At the meeting Tamkun presented new findings on the chromatin composition of the male X chromosome in iswi mutants: immunostaining has revealed that the chromatin of the X chromosome, but not the autosomes, lacks histone H1, suggesting that an ISWI-containing remodeling factor is involved in the assembly of H1-containing chromatin. He proposed that the reason only the X chromosome lacks H1 is that the small maternal contribution of ISWI in these flies is sufficient to ensure normal autosomal architecture, as the comparatively low levels of H4 lysine 16 acetylation on autosomes would not inhibit ISWI function. Consistent with this idea, removal of both maternal and zygotic sources of ISWI activity prevents histone H1 from loading onto all chromosomes. These results uncover a possible new role for the ISWI ATPase in the stabilization of higher-order chromatin structures by promoting genome-wide H1 incorporation. The precise relationship between dosage compensation and H1 incorporation remains to be established, however.
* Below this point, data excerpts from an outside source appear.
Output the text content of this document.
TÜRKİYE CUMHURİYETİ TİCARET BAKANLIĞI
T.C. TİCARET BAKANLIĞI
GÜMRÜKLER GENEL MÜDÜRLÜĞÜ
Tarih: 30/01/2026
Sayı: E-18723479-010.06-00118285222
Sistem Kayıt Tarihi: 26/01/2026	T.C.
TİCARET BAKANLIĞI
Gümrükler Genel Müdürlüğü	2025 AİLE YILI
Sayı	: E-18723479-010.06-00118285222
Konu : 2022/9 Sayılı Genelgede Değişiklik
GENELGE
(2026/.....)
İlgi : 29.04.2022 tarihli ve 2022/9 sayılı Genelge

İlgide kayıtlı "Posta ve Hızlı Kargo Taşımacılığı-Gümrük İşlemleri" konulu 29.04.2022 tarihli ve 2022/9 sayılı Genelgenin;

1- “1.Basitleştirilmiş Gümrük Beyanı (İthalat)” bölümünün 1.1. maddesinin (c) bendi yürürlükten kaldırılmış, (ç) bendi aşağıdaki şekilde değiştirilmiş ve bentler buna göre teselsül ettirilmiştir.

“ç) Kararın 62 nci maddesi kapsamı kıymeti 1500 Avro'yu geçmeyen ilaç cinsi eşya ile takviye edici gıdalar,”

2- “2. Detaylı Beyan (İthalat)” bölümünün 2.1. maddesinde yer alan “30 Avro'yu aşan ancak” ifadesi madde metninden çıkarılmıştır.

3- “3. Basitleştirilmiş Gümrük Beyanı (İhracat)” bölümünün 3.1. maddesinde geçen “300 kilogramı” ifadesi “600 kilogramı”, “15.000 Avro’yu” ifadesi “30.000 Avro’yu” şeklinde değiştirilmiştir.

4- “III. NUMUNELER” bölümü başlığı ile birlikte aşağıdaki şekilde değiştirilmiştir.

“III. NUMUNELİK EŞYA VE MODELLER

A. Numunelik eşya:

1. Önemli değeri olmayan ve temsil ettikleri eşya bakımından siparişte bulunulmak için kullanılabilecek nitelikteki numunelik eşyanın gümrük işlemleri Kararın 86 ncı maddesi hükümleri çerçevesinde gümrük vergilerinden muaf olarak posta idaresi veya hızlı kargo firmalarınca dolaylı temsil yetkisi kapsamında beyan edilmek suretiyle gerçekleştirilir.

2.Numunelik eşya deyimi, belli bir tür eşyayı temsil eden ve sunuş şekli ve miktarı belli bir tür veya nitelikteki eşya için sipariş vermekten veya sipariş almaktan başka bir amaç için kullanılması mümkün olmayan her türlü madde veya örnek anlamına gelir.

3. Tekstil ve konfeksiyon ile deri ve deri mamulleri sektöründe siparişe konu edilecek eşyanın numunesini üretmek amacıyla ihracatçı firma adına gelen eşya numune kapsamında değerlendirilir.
Different organisms achieve dosage compensation in different ways. Accordingly, one might expect the DCC to be a molecular machine that operates in flies only. In mammals, gene expression from the single X chromosome in males is not upregulated. Instead, one of the two X chromosomes in females is inactivated to achieve the same effect - equalization of X-linked gene products in the two sexes. Given the vastly different mechanisms of dosage compensation in flies and mammals, one might not expect to find subunits of the Drosophila DCC conserved in humans. But Asifa Akhtar (European Molecular Biology Laboratory, Heidelberg, Germany) showed that most subunits of the DCC do indeed have homologs in the human proteome and that some of these human proteins interact in vivo. Human MOF (hMOF) is not able to replace its counterpart in flies, however: it is unable to rescue mof mutants and shows no localization to the X chromosome when expressed in flies. Instead, hMOF binds equally well to all fly chromosomes. This suggests that properties of Drosophila MOF that are essential for dosage compensation have not been conserved, and raises the possibility that human MOF has evolved new functions. Indeed, when Akhtar depleted hMOF from a human cell line by RNA interference (RNAi) using small interfering RNA (siRNA) she observed defects in the cell cycle and in nuclear morphology. The molecular changes underlying these phenotypes remain to be established. Understanding the function of DCC-related complexes in flies and mammals holds many challenges for the future and promises to teach us how evolution has adapted this successful molecular machine to perform different functions in each setting.